Looking at this broad picture as a whole, one can see clearly that the EU and the U.S. have in effect acted as silent partners with Putin and Russia in the latter’s aggression against the Ukraine. Succumbing to the temptations of appeasement in the face of Russian aggression and threats of further aggression, they have in fact emboldened Putin. Nowhere was this more clearly demonstrated than after the invasion of the Crimea, when they responded with a slap on the wrist, in the form of the mildest of “targeted sanctions” aimed at only a few individuals. Shortly thereafter, undeterred, Russia annexed the Crimea.

By not responding effectively, the West has become the co-dependent enabler of Vladimir Putin and Russia in their ongoing aggression against the Ukraine. In Europe and the United States, appeasement and pacifism have triumphed when faced with the mighty Russian Bear.
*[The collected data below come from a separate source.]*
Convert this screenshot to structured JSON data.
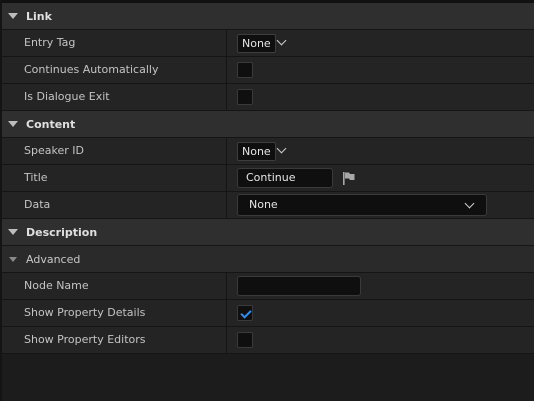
{
  "sections": {
    "link": "Link",
    "content": "Content",
    "description": "Description",
    "advanced": "Advanced"
  },
  "link": {
    "entry_tag": {
      "label": "Entry Tag",
      "value": "None"
    },
    "continues_automatically": {
      "label": "Continues Automatically",
      "checked": false
    },
    "is_dialogue_exit": {
      "label": "Is Dialogue Exit",
      "checked": false
    }
  },
  "content": {
    "speaker_id": {
      "label": "Speaker ID",
      "value": "None"
    },
    "title": {
      "label": "Title",
      "value": "Continue",
      "icon": "flag-icon"
    },
    "data": {
      "label": "Data",
      "value": "None"
    }
  },
  "advanced": {
    "node_name": {
      "label": "Node Name",
      "value": ""
    },
    "show_property_details": {
      "label": "Show Property Details",
      "checked": true
    },
    "show_property_editors": {
      "label": "Show Property Editors",
      "checked": false
    }
  },
  "colors": {
    "accent": "#2f8cf0"
  }
}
Europe and the United States have become Putin’s silent partners, his co-dependent enablers, as he proceeds to tear down the fundamental principles of international law and the U.N. Charter which prohibit the threat or use of force across international frontiers. “Co-dependent” on the bully who abuses them, they also remain silent on Putin’s violations of fundamental human rights in Russia itself.
…It is time for Putin’s silent partners in aggression to end their co-dependent relationship with him and Russia.

It is time for them to understand the broader consequences of continuing Russian aggression.

It is time for them to act to bolster the deterrent effect of the U.N. Charter’s prohibition of the threat or use of force by imposing real, “third-stage” sanctions aimed at restoring the status quo ante existing prior to Russia’s invasion of the Crimea.